If all this seems removed from run-of-the-mill causes of domestic friction, it is no such thing. It feeds so relentlessly into home life that Ascha hangs around after school in order not to return until her mother is safely out at work. The political is as personal as that.
The younger sister, Bettina – Year Ten to Ascha’s Year Thirteen – can be seen as a victim of this fall-out.

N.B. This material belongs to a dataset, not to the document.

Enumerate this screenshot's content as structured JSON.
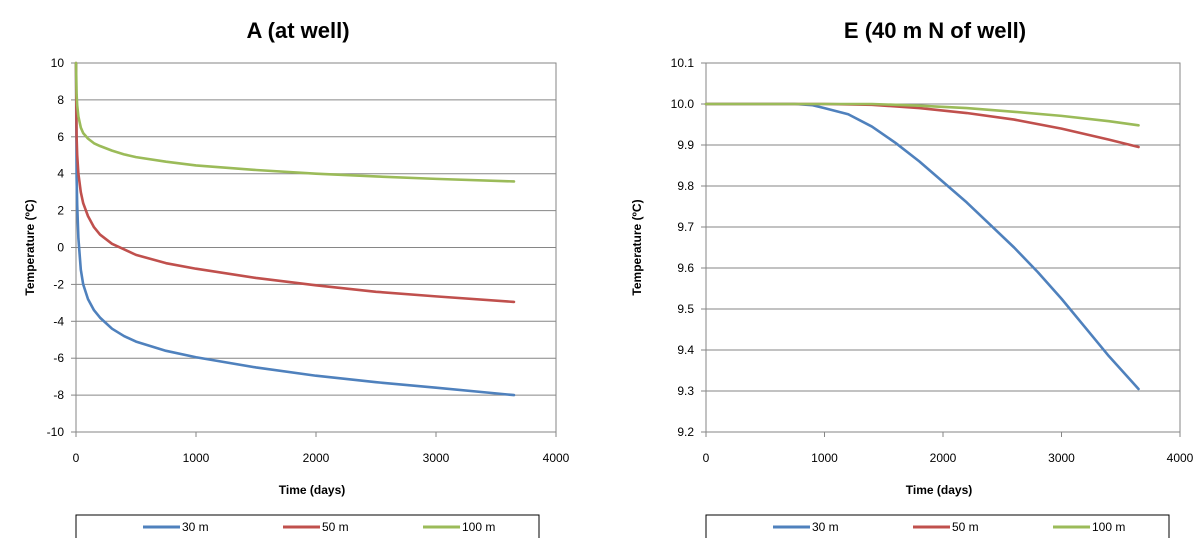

All she wants is for Ascha to be on the bus home with her so that she doesn’t have to receive the unwelcome, even bullying, attentions of Adil and his mates.
What will happen, their mother wonders, if – or rather when – the history being studied is British rather than Indian, and such revered figures as the Pankhursts fall under Ascha’s rebellious scrutiny.
In such areas, Bhattacharyya’s dialogue is beautifully nuanced between the competing forces of moral rage and personal yearnings, public affairs and private ones.
As Asha and Bettina respectively, Shala Nyx and Tanvi Virmani give a finely judged double-act, moving backwards and forwards between resentment at the other one’s age and stage in life to the difficult knowledge that there is strength to be had from unity. Shal Nyx is particularly moving – literally – in her shift from the confines of her character’s life to “leaving” the play and addressing the audience as if it is they/we who are her confidants. Directors Nimmo Ismail and
Tian Brown-Sampson helps the pair embody these joined lives as they evolve between the freedom of private hopes and and the weight of public history.
Why Two Billion Beats? This, we are reminded, is the average number of heartbeats in a life. The message; better make best use of the allocation before we’re all history. The ticker is ticking.